The mechanism of actions of 3-(5'-(hydroxymethyl-2'-furyl)-1-benzyl indazole (YC-1) on Ca(2+)-activated K(+) currents in GH(3) lactotrophs.

The effects of 3-(5'-hydroxymethyl-2'-furyl)-1-benzyl indazole (YC-1), an activator of soluble guanylyl cyclase, on ionic currents have been assessed in rat pituitary GH(3) lactotrophs. In GH(3) cells bathed in normal Tyrode's solution, YC-1 (1 microM) reversibly suppressed the amplitude of the Ca(2+)-activated K(+) current (I(K(Ca))). YC-1 at a concentration above 10 microM produced a biphasic response in the amplitude of I(K(Ca)), i.e., an initial decrease followed by a sustained increase. When the pipette solutions were filled with high EGTA (10 mM), the YC-1-induced stimulatory effect on I(K(Ca)) was abolished.
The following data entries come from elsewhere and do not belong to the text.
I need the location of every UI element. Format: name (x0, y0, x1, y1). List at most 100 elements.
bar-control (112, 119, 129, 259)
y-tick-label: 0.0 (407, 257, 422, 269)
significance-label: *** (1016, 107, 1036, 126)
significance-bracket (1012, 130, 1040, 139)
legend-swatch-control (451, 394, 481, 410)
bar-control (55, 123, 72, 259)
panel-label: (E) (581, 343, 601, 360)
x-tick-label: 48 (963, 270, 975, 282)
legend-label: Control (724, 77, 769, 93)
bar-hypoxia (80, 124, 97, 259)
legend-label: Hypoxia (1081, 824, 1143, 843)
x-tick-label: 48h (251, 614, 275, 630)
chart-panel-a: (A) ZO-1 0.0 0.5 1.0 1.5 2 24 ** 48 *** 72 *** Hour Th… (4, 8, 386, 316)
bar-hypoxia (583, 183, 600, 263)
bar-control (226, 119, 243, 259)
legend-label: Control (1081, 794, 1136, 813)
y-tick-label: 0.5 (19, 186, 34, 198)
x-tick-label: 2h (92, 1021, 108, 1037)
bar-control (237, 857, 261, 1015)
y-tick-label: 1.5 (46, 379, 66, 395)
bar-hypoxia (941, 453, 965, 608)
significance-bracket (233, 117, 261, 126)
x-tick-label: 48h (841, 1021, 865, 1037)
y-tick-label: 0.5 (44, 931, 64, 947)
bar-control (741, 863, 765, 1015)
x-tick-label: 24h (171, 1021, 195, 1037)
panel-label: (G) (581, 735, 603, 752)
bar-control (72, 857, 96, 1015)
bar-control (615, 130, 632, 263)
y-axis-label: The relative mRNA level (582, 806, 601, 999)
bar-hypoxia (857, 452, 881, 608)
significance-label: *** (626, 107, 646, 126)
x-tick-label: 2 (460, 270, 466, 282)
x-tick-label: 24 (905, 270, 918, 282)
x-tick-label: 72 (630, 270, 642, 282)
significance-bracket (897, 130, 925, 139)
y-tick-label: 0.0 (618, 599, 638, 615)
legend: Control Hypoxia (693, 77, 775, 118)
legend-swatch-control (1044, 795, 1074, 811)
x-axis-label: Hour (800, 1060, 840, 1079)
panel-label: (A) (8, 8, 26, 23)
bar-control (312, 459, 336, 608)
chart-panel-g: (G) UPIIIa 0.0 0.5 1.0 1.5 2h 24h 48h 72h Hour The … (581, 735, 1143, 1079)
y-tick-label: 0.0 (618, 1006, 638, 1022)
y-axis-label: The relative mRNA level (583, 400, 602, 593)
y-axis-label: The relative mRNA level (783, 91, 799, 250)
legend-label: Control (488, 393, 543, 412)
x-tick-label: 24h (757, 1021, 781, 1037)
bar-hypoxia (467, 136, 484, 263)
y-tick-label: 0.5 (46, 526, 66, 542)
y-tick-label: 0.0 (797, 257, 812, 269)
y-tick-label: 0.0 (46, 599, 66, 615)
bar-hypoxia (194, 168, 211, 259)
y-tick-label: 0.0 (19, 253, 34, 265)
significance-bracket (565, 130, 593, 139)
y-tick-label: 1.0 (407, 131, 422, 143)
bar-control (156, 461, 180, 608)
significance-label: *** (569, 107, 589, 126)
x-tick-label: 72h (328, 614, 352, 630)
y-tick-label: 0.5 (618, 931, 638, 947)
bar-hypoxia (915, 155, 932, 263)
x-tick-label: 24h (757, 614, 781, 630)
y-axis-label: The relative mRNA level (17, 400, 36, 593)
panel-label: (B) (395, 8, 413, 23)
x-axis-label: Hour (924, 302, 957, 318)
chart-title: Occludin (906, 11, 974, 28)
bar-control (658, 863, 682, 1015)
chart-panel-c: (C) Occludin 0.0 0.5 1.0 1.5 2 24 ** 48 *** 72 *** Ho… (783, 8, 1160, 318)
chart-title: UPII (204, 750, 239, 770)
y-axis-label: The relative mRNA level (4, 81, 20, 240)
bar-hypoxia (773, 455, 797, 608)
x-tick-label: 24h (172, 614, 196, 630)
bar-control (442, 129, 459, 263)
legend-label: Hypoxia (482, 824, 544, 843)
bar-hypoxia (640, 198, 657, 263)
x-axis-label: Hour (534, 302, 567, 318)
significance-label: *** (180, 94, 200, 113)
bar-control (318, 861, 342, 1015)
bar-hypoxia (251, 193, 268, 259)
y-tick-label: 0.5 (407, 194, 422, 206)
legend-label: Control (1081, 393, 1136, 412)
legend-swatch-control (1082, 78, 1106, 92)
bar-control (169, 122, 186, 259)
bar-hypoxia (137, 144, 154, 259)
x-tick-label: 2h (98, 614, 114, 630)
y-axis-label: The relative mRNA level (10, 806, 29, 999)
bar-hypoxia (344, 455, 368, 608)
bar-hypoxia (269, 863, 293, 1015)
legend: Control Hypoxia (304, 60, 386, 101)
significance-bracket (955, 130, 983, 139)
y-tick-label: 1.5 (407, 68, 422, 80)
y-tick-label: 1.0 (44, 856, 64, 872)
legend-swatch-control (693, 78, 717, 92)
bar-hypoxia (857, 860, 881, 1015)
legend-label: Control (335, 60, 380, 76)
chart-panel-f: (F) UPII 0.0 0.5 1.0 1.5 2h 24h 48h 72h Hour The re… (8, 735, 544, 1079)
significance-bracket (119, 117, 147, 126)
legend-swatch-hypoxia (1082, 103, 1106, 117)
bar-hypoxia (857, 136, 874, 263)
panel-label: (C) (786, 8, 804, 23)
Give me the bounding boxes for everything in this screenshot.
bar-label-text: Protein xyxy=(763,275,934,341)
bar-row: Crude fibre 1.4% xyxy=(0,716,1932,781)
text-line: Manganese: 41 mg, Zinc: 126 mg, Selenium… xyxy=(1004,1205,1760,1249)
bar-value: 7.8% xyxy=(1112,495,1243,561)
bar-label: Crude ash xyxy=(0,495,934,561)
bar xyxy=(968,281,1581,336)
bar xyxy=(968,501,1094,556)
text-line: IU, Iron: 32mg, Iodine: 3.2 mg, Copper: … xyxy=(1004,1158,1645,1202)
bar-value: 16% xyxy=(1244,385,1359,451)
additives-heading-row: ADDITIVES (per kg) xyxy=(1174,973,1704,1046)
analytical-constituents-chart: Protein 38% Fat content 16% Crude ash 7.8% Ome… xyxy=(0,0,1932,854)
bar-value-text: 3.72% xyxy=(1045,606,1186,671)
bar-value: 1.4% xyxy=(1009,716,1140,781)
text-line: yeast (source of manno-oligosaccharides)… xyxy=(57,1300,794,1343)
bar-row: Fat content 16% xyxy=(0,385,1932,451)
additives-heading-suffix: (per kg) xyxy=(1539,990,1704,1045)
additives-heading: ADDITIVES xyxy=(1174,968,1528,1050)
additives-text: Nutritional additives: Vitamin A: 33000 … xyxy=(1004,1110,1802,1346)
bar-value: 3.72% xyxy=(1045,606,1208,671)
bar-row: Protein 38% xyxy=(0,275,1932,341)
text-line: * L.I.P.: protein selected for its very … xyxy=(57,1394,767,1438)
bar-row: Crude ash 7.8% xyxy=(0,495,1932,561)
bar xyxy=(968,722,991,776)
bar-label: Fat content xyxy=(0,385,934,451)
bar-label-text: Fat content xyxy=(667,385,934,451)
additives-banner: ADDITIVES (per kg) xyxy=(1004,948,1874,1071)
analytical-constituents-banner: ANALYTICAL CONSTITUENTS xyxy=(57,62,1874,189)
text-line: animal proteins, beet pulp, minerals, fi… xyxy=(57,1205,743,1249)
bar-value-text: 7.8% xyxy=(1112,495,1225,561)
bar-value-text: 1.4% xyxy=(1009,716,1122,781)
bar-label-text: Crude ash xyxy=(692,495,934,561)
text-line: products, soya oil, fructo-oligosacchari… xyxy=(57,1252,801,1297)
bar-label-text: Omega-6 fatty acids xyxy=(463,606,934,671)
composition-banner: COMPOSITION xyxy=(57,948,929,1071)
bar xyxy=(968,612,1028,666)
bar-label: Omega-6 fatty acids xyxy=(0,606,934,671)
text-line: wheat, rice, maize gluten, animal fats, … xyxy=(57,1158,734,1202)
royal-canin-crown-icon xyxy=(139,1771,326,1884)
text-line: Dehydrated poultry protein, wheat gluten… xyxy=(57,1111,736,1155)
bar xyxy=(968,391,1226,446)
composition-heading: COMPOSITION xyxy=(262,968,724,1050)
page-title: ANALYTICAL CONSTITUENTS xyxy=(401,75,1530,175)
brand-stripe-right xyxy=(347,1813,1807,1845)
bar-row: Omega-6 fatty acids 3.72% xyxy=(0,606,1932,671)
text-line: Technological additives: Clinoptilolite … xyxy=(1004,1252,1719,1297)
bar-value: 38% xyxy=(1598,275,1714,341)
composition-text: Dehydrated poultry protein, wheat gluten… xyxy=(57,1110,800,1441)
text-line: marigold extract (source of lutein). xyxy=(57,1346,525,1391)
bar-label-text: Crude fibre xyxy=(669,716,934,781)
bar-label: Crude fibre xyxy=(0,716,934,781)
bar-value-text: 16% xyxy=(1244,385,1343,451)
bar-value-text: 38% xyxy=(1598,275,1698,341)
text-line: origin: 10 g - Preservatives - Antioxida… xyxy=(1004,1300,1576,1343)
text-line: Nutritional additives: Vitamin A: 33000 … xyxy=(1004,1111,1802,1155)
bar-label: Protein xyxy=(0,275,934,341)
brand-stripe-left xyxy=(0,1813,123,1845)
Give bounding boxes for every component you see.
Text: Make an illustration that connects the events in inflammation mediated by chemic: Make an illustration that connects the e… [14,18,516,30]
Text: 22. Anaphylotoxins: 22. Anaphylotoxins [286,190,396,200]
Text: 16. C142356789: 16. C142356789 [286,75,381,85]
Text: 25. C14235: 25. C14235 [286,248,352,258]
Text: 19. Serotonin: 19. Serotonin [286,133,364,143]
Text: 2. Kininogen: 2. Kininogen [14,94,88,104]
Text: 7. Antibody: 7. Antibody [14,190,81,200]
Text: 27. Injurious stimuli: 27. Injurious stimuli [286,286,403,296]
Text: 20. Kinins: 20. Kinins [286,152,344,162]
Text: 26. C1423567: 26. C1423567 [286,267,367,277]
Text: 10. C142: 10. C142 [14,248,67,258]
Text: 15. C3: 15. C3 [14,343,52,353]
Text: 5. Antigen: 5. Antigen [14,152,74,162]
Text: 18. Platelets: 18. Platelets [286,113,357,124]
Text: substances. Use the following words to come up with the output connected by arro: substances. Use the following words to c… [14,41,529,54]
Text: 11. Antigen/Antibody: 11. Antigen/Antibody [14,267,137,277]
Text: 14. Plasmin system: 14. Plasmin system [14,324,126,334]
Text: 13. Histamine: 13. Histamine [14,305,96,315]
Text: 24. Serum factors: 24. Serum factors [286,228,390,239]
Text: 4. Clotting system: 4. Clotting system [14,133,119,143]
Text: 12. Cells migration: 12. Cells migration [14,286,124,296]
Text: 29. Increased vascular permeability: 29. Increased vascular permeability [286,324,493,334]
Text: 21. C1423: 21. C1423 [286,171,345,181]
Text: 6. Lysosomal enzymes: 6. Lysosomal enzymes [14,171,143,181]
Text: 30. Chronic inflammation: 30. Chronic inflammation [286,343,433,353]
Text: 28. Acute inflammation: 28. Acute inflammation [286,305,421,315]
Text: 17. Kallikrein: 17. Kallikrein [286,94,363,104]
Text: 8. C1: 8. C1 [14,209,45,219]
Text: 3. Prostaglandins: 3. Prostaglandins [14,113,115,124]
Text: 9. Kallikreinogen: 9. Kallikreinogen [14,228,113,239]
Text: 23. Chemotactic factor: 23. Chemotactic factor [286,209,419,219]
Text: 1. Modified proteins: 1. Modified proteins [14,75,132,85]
Over a similar concentration range, YC-1 also effectively inhibited the voltage-dependent K(+) current (I(K(V))) in GH(3) cells. The IC(50) value required for the inhibition of I(K(V)) by YC-1 was 1 microM. Unlike YC-1, 8-bromo cGMP did not inhibit I(K(Ca)). However, YC-1 (10 microM) did not affect the amplitude of L-type Ca(2+) current. In the cell-attached configuration, application of YC-1 (10 microM) to the bath did not change the single-channel conductance of the large-conductance Ca(2+)-activated K(+) (BK(Ca)) channels; however, it did increase the opening probability of BK(Ca) channels. In contrast, in the outside-out configuration, YC-1 (10 microM) significantly suppressed the opening probability of BK(Ca) channels. The present study shows dual effects of YC-1 on I(K(Ca)) in GH(3) cells. The YC-1-mediated stimulation of I(K(Ca)) may result from elevated cytosolic Ca(2+), whereas the inhibition of I(K(Ca)) and I(K(V)) by YC-1 appears to be direct and independent of the activation of soluble guanylyl cyclase. Caution thus needs to be used in attributing the YC-1-mediated response to the activation of soluble guanylyl cyclase.